# Problem with Itunes



## thefightingfish (Feb 8, 2010)

I have a problem synching my iPod with Itunes. When I connect my iPod to my PC often it won't recognise the Ipod at all, but when it does, it says it is synching and the Ipod then appears as a device on the side bar. After a minute or so, a window pops up and says it can't detect a device in Drive E: None of the options on this window respond, and after closing this window it throws me out of iTunes altogether and then I can't log back in without rebooting.


----------



## Snoopdogie187 (Jun 27, 2002)

Hi, and welcome to the forum.
Im not sure if this is your issue, but it might be a bad connection. You might at times have the cable just right to work, and then it moves and losses that connection.
It would be easiest to test this if you have a second computer. Use the same cable on that computer and see if you get the same results. you can also use a different cable on your current computer and try that.

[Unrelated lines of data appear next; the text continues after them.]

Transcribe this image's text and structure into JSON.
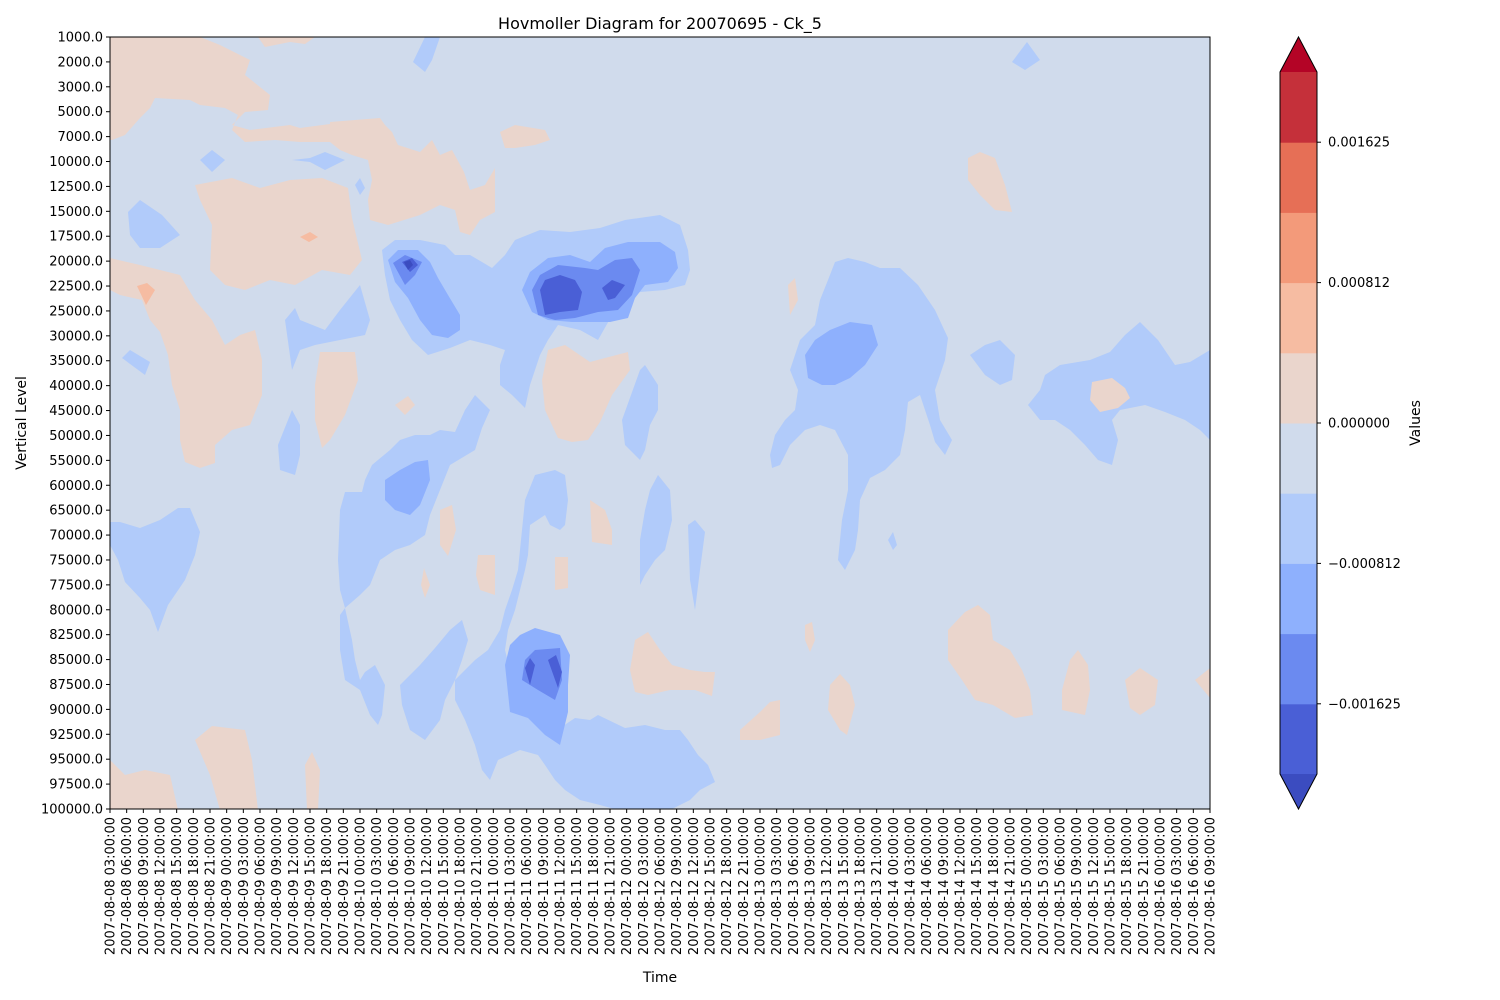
{
  "chart_data": {
    "type": "heatmap",
    "subtype": "filled-contour",
    "title": "Hovmoller Diagram for 20070695 - Ck_5",
    "xlabel": "Time",
    "ylabel": "Vertical Level",
    "colorbar_label": "Values",
    "colormap": "coolwarm",
    "x_ticks": [
      "2007-08-08 03:00:00",
      "2007-08-08 06:00:00",
      "2007-08-08 09:00:00",
      "2007-08-08 12:00:00",
      "2007-08-08 15:00:00",
      "2007-08-08 18:00:00",
      "2007-08-08 21:00:00",
      "2007-08-09 00:00:00",
      "2007-08-09 03:00:00",
      "2007-08-09 06:00:00",
      "2007-08-09 09:00:00",
      "2007-08-09 12:00:00",
      "2007-08-09 15:00:00",
      "2007-08-09 18:00:00",
      "2007-08-09 21:00:00",
      "2007-08-10 00:00:00",
      "2007-08-10 03:00:00",
      "2007-08-10 06:00:00",
      "2007-08-10 09:00:00",
      "2007-08-10 12:00:00",
      "2007-08-10 15:00:00",
      "2007-08-10 18:00:00",
      "2007-08-10 21:00:00",
      "2007-08-11 00:00:00",
      "2007-08-11 03:00:00",
      "2007-08-11 06:00:00",
      "2007-08-11 09:00:00",
      "2007-08-11 12:00:00",
      "2007-08-11 15:00:00",
      "2007-08-11 18:00:00",
      "2007-08-11 21:00:00",
      "2007-08-12 00:00:00",
      "2007-08-12 03:00:00",
      "2007-08-12 06:00:00",
      "2007-08-12 09:00:00",
      "2007-08-12 12:00:00",
      "2007-08-12 15:00:00",
      "2007-08-12 18:00:00",
      "2007-08-12 21:00:00",
      "2007-08-13 00:00:00",
      "2007-08-13 03:00:00",
      "2007-08-13 06:00:00",
      "2007-08-13 09:00:00",
      "2007-08-13 12:00:00",
      "2007-08-13 15:00:00",
      "2007-08-13 18:00:00",
      "2007-08-13 21:00:00",
      "2007-08-14 00:00:00",
      "2007-08-14 03:00:00",
      "2007-08-14 06:00:00",
      "2007-08-14 09:00:00",
      "2007-08-14 12:00:00",
      "2007-08-14 15:00:00",
      "2007-08-14 18:00:00",
      "2007-08-14 21:00:00",
      "2007-08-15 00:00:00",
      "2007-08-15 03:00:00",
      "2007-08-15 06:00:00",
      "2007-08-15 09:00:00",
      "2007-08-15 12:00:00",
      "2007-08-15 15:00:00",
      "2007-08-15 18:00:00",
      "2007-08-15 21:00:00",
      "2007-08-16 00:00:00",
      "2007-08-16 03:00:00",
      "2007-08-16 06:00:00",
      "2007-08-16 09:00:00"
    ],
    "y_ticks": [
      "1000.0",
      "2000.0",
      "3000.0",
      "5000.0",
      "7000.0",
      "10000.0",
      "12500.0",
      "15000.0",
      "17500.0",
      "20000.0",
      "22500.0",
      "25000.0",
      "30000.0",
      "35000.0",
      "40000.0",
      "45000.0",
      "50000.0",
      "55000.0",
      "60000.0",
      "65000.0",
      "70000.0",
      "75000.0",
      "77500.0",
      "80000.0",
      "82500.0",
      "85000.0",
      "87500.0",
      "90000.0",
      "92500.0",
      "95000.0",
      "97500.0",
      "100000.0"
    ],
    "y_axis_inverted": true,
    "colorbar_ticks": [
      "0.001625",
      "0.000812",
      "0.000000",
      "−0.000812",
      "−0.001625"
    ],
    "levels": [
      -0.00203,
      -0.001625,
      -0.00122,
      -0.000812,
      -0.000406,
      0.0,
      0.000406,
      0.000812,
      0.00122,
      0.001625,
      0.00203
    ],
    "colors": {
      "extend_min": "#3b4cc0",
      "bands": [
        "#4a5fd6",
        "#6b8af0",
        "#8eb0fd",
        "#b1cbfa",
        "#d0dbec",
        "#ead5cc",
        "#f6bca2",
        "#f39a7a",
        "#e66f56",
        "#c5303a"
      ],
      "extend_max": "#b40426",
      "background": "#d0dbec"
    },
    "regions": [
      {
        "level": "neg1",
        "t_range": [
          "2007-08-08 03:00:00",
          "2007-08-08 12:00:00"
        ],
        "z_range": [
          "65000.0",
          "82500.0"
        ],
        "color": "#b1cbfa"
      },
      {
        "level": "neg1",
        "t_range": [
          "2007-08-08 03:00:00",
          "2007-08-08 09:00:00"
        ],
        "z_range": [
          "15000.0",
          "20000.0"
        ],
        "color": "#b1cbfa"
      },
      {
        "level": "pos1",
        "t_range": [
          "2007-08-08 03:00:00",
          "2007-08-08 12:00:00"
        ],
        "z_range": [
          "1000.0",
          "7000.0"
        ],
        "color": "#ead5cc"
      },
      {
        "level": "pos1",
        "t_range": [
          "2007-08-08 15:00:00",
          "2007-08-09 03:00:00"
        ],
        "z_range": [
          "20000.0",
          "55000.0"
        ],
        "color": "#ead5cc"
      },
      {
        "level": "neg1",
        "t_range": [
          "2007-08-10 03:00:00",
          "2007-08-11 12:00:00"
        ],
        "z_range": [
          "20000.0",
          "35000.0"
        ],
        "color": "#b1cbfa"
      },
      {
        "level": "neg3",
        "t_range": [
          "2007-08-11 09:00:00",
          "2007-08-11 18:00:00"
        ],
        "z_range": [
          "20000.0",
          "25000.0"
        ],
        "color": "#4a5fd6"
      },
      {
        "level": "neg1",
        "t_range": [
          "2007-08-13 06:00:00",
          "2007-08-14 03:00:00"
        ],
        "z_range": [
          "20000.0",
          "65000.0"
        ],
        "color": "#b1cbfa"
      },
      {
        "level": "neg2",
        "t_range": [
          "2007-08-13 06:00:00",
          "2007-08-13 15:00:00"
        ],
        "z_range": [
          "30000.0",
          "40000.0"
        ],
        "color": "#8eb0fd"
      },
      {
        "level": "neg1",
        "t_range": [
          "2007-08-11 03:00:00",
          "2007-08-12 09:00:00"
        ],
        "z_range": [
          "77500.0",
          "100000.0"
        ],
        "color": "#b1cbfa"
      },
      {
        "level": "pos1",
        "t_range": [
          "2007-08-14 15:00:00",
          "2007-08-15 00:00:00"
        ],
        "z_range": [
          "80000.0",
          "90000.0"
        ],
        "color": "#ead5cc"
      }
    ]
  }
}
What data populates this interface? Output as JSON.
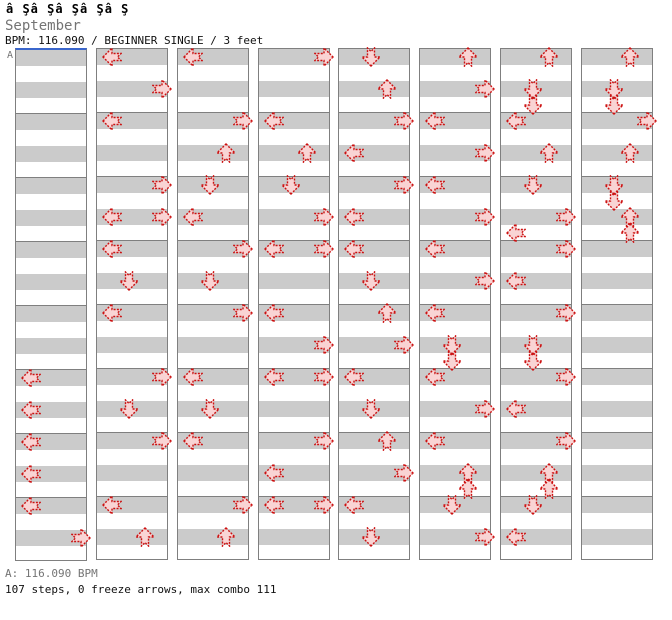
{
  "header": {
    "raw_title": "â Şâ Şâ Şâ Şâ Ş",
    "title": "September",
    "info": "BPM: 116.090 / BEGINNER SINGLE / 3 feet"
  },
  "section_label": "A",
  "footer": {
    "bpm_line": "A: 116.090 BPM",
    "stats_line": "107 steps, 0 freeze arrows, max combo 111"
  },
  "colors": {
    "arrow_stroke": "#cc1111",
    "arrow_fill": "#f9d4d4",
    "stripe_gray": "#cbcbcb",
    "panel_border": "#7f7f7f",
    "section_line_blue": "#3a66cc",
    "muted_text": "#747474"
  },
  "chart_data": {
    "type": "step-chart",
    "title": "September",
    "bpm": 116.09,
    "difficulty": "BEGINNER SINGLE",
    "feet": 3,
    "steps": 107,
    "freeze_arrows": 0,
    "max_combo": 111,
    "panels_count": 8,
    "rows_per_panel": 32,
    "beats_per_measure": 4,
    "lane_order": [
      "left",
      "down",
      "up",
      "right"
    ],
    "panels": [
      [
        {
          "dir": "left",
          "row": 20
        },
        {
          "dir": "left",
          "row": 22
        },
        {
          "dir": "left",
          "row": 24
        },
        {
          "dir": "left",
          "row": 26
        },
        {
          "dir": "left",
          "row": 28
        },
        {
          "dir": "right",
          "row": 30
        }
      ],
      [
        {
          "dir": "left",
          "row": 0
        },
        {
          "dir": "right",
          "row": 2
        },
        {
          "dir": "left",
          "row": 4
        },
        {
          "dir": "right",
          "row": 8
        },
        {
          "dir": "left",
          "row": 10
        },
        {
          "dir": "right",
          "row": 10
        },
        {
          "dir": "left",
          "row": 12
        },
        {
          "dir": "down",
          "row": 14
        },
        {
          "dir": "left",
          "row": 16
        },
        {
          "dir": "right",
          "row": 20
        },
        {
          "dir": "down",
          "row": 22
        },
        {
          "dir": "right",
          "row": 24
        },
        {
          "dir": "left",
          "row": 28
        },
        {
          "dir": "up",
          "row": 30
        }
      ],
      [
        {
          "dir": "left",
          "row": 0
        },
        {
          "dir": "right",
          "row": 4
        },
        {
          "dir": "up",
          "row": 6
        },
        {
          "dir": "down",
          "row": 8
        },
        {
          "dir": "left",
          "row": 10
        },
        {
          "dir": "right",
          "row": 12
        },
        {
          "dir": "down",
          "row": 14
        },
        {
          "dir": "right",
          "row": 16
        },
        {
          "dir": "left",
          "row": 20
        },
        {
          "dir": "down",
          "row": 22
        },
        {
          "dir": "left",
          "row": 24
        },
        {
          "dir": "right",
          "row": 28
        },
        {
          "dir": "up",
          "row": 30
        }
      ],
      [
        {
          "dir": "right",
          "row": 0
        },
        {
          "dir": "left",
          "row": 4
        },
        {
          "dir": "up",
          "row": 6
        },
        {
          "dir": "down",
          "row": 8
        },
        {
          "dir": "right",
          "row": 10
        },
        {
          "dir": "left",
          "row": 12
        },
        {
          "dir": "right",
          "row": 12
        },
        {
          "dir": "left",
          "row": 16
        },
        {
          "dir": "right",
          "row": 18
        },
        {
          "dir": "left",
          "row": 20
        },
        {
          "dir": "right",
          "row": 20
        },
        {
          "dir": "right",
          "row": 24
        },
        {
          "dir": "left",
          "row": 26
        },
        {
          "dir": "left",
          "row": 28
        },
        {
          "dir": "right",
          "row": 28
        }
      ],
      [
        {
          "dir": "down",
          "row": 0
        },
        {
          "dir": "up",
          "row": 2
        },
        {
          "dir": "right",
          "row": 4
        },
        {
          "dir": "left",
          "row": 6
        },
        {
          "dir": "right",
          "row": 8
        },
        {
          "dir": "left",
          "row": 10
        },
        {
          "dir": "left",
          "row": 12
        },
        {
          "dir": "down",
          "row": 14
        },
        {
          "dir": "up",
          "row": 16
        },
        {
          "dir": "right",
          "row": 18
        },
        {
          "dir": "left",
          "row": 20
        },
        {
          "dir": "down",
          "row": 22
        },
        {
          "dir": "up",
          "row": 24
        },
        {
          "dir": "right",
          "row": 26
        },
        {
          "dir": "left",
          "row": 28
        },
        {
          "dir": "down",
          "row": 30
        }
      ],
      [
        {
          "dir": "up",
          "row": 0
        },
        {
          "dir": "right",
          "row": 2
        },
        {
          "dir": "left",
          "row": 4
        },
        {
          "dir": "right",
          "row": 6
        },
        {
          "dir": "left",
          "row": 8
        },
        {
          "dir": "right",
          "row": 10
        },
        {
          "dir": "left",
          "row": 12
        },
        {
          "dir": "right",
          "row": 14
        },
        {
          "dir": "left",
          "row": 16
        },
        {
          "dir": "down",
          "row": 18
        },
        {
          "dir": "down",
          "row": 19
        },
        {
          "dir": "left",
          "row": 20
        },
        {
          "dir": "right",
          "row": 22
        },
        {
          "dir": "left",
          "row": 24
        },
        {
          "dir": "up",
          "row": 26
        },
        {
          "dir": "up",
          "row": 27
        },
        {
          "dir": "down",
          "row": 28
        },
        {
          "dir": "right",
          "row": 30
        }
      ],
      [
        {
          "dir": "up",
          "row": 0
        },
        {
          "dir": "down",
          "row": 2
        },
        {
          "dir": "down",
          "row": 3
        },
        {
          "dir": "left",
          "row": 4
        },
        {
          "dir": "up",
          "row": 6
        },
        {
          "dir": "down",
          "row": 8
        },
        {
          "dir": "right",
          "row": 10
        },
        {
          "dir": "left",
          "row": 11
        },
        {
          "dir": "right",
          "row": 12
        },
        {
          "dir": "left",
          "row": 14
        },
        {
          "dir": "right",
          "row": 16
        },
        {
          "dir": "down",
          "row": 18
        },
        {
          "dir": "down",
          "row": 19
        },
        {
          "dir": "right",
          "row": 20
        },
        {
          "dir": "left",
          "row": 22
        },
        {
          "dir": "right",
          "row": 24
        },
        {
          "dir": "up",
          "row": 26
        },
        {
          "dir": "up",
          "row": 27
        },
        {
          "dir": "down",
          "row": 28
        },
        {
          "dir": "left",
          "row": 30
        }
      ],
      [
        {
          "dir": "up",
          "row": 0
        },
        {
          "dir": "down",
          "row": 2
        },
        {
          "dir": "down",
          "row": 3
        },
        {
          "dir": "right",
          "row": 4
        },
        {
          "dir": "up",
          "row": 6
        },
        {
          "dir": "down",
          "row": 8
        },
        {
          "dir": "down",
          "row": 9
        },
        {
          "dir": "up",
          "row": 10
        },
        {
          "dir": "up",
          "row": 11
        }
      ]
    ]
  }
}
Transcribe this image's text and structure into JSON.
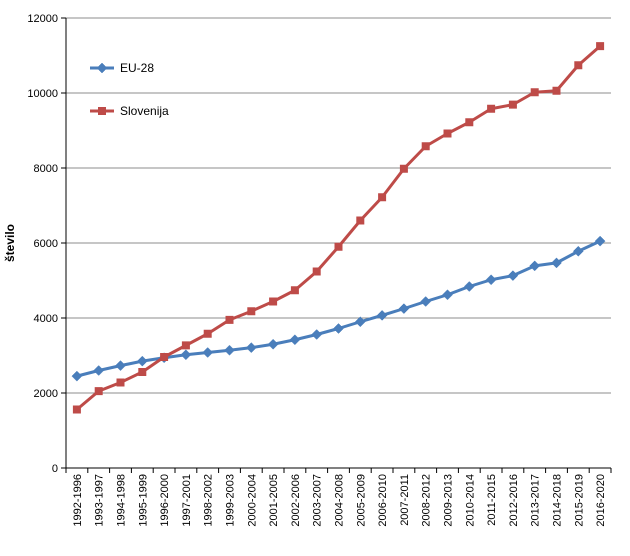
{
  "chart_data": {
    "type": "line",
    "title": "",
    "xlabel": "",
    "ylabel": "število",
    "ylim": [
      0,
      12000
    ],
    "yticks": [
      0,
      2000,
      4000,
      6000,
      8000,
      10000,
      12000
    ],
    "grid": true,
    "legend_position": "top-left",
    "categories": [
      "1992-1996",
      "1993-1997",
      "1994-1998",
      "1995-1999",
      "1996-2000",
      "1997-2001",
      "1998-2002",
      "1999-2003",
      "2000-2004",
      "2001-2005",
      "2002-2006",
      "2003-2007",
      "2004-2008",
      "2005-2009",
      "2006-2010",
      "2007-2011",
      "2008-2012",
      "2009-2013",
      "2010-2014",
      "2011-2015",
      "2012-2016",
      "2013-2017",
      "2014-2018",
      "2015-2019",
      "2016-2020"
    ],
    "series": [
      {
        "name": "EU-28",
        "color": "#4a7ebb",
        "marker": "diamond",
        "values": [
          2450,
          2600,
          2730,
          2850,
          2940,
          3020,
          3080,
          3140,
          3210,
          3300,
          3420,
          3560,
          3720,
          3900,
          4070,
          4250,
          4440,
          4620,
          4840,
          5020,
          5130,
          5390,
          5470,
          5780,
          6050
        ]
      },
      {
        "name": "Slovenija",
        "color": "#be4b48",
        "marker": "square",
        "values": [
          1560,
          2050,
          2280,
          2560,
          2960,
          3270,
          3580,
          3950,
          4180,
          4440,
          4740,
          5240,
          5900,
          6600,
          7220,
          7980,
          8580,
          8920,
          9220,
          9580,
          9690,
          10020,
          10060,
          10740,
          11250
        ]
      }
    ]
  }
}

For iTunes, when it does that again, right click the bar on the bottom of your screen and select Task Manager. In there go to the Processes tab. In the list look for itunes and select it. Hit End Process and then try to open itunes again. (this is only a temp fix, not a permanent solution)

If that helps, then something happens with itunes and it got closed but never fully closed and since you can't run iTunes twice on the same computer it won't open.

I would also recommend you you uninstall iTunes and download a fresh copy and install that and try again.


----------